The immediate problem I see with a type like the Pointer you proposed is that all accesses would have to go through the Pointer type. Implementing Deref<Target=T> for Pointer<T> would be impossible, because how would the &T know that it references a different Wasm memory?

You'd basically have the same problem as Pin Projections and Structural Pinning, except that you'd probably be even more limited.

I've continued experimenting with this and prototyping an implementation. One question that has come up, which I don't have a good answer to, is what to do about "references to references to the WebAssembly heap".

I've written a bit about the topic in WebAssembly Heap Reference Semantics in Rust - HackMD (and also started a thread about this specific question on the t-lang zulip).

How about mixing options 2 and 3: when we have a HeapRef<T> as function parameter or self value it's represented as "fake reference", but when it's saved as a part of any data structure it goes through option 3 and instead gets saved to WASM table on creation and anytime it's acessed we load from WASM table (here we can have caching for subsequent accesses, etc) therefore we can throw all table managment (just clean up i suppose) code into drop glue.

Thanks for the suggestion and sorry for taking so long to reply.

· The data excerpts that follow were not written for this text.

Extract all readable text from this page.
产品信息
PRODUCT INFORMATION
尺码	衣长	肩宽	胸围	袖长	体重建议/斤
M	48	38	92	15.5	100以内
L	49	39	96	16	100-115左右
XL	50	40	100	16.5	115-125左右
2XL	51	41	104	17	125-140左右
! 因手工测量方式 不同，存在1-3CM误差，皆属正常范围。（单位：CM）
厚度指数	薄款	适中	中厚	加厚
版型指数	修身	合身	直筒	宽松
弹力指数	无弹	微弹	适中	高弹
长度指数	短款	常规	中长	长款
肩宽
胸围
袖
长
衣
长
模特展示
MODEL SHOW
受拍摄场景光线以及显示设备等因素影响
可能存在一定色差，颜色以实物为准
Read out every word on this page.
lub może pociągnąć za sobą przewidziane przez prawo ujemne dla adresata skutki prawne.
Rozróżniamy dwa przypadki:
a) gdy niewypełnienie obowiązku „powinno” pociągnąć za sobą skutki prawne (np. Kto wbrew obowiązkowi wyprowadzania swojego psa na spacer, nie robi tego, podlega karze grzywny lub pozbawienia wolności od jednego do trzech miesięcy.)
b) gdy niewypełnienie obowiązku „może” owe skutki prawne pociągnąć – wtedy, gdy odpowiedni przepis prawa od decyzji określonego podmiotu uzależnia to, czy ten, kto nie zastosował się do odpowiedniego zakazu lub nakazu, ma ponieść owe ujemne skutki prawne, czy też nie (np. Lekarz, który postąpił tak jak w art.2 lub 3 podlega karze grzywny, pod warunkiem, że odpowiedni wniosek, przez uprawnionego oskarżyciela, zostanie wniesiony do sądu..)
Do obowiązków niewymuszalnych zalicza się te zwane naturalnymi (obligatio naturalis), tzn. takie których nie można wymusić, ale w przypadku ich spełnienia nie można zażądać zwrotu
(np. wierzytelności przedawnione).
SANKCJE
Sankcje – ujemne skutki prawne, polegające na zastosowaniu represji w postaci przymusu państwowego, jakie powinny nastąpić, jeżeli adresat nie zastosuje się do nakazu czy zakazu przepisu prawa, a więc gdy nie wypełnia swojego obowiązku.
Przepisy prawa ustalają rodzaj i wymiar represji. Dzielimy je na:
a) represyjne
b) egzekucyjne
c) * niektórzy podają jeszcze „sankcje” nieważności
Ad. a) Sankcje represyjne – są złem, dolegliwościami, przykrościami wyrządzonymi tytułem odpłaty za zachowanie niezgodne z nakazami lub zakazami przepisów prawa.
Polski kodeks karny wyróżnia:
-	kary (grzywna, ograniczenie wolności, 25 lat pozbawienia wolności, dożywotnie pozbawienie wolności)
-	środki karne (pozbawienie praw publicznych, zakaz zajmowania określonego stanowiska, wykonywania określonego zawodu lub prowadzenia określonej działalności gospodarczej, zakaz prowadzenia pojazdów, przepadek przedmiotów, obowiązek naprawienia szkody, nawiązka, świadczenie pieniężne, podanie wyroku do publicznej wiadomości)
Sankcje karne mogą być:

This is something that I'm currently exploring. There are a few more things to consider (HeapRef<T> couldn't be Copy for example, because it would need to behave similarly to a reference-counted pointer). But this approach would probably best fit in with current Rust semantics.

ref counter inside of table?

externref is essentially reference counted at the wasm runtime level. And this is why it can't be put into linear memory — the runtime needs to be able to track their movement.

Tables of externref can only contain externref. Thus if the language runtime wants to reference count the table handle, that needs to be done in the linear heap, i.e. Arc<TableIndex>.

Thus Rust is best off handling externref as Box-like, despite the built-in runtime lifetime management of externref.

The way I would see it most likely working is some core::arch::wasm::externref type with the layout of usize; ABI handling for extern "wasm" which gets the actual externref value and stashes it into the table for incoming, gets it for outgoing; and a Drop implementation which removes it from the table.

1 Like

+1, this is basically what I'm primarily thinking about right now, and would be a feasible MVP, I believe.

(Potential) future extensions make things more complicated, though it's obviously entirely unclear whether those would ever be supported by Rust:

  • Nullable vs non-null references to the Wasm heap.
  • ~Arbitrary types on the Wasm heap (types function references, GC types, type imports).
  • Options for avoiding tables unless really necessary, e.g. &Extern being represented as a Wasm-heap-ref when possible, and a table index when necessary.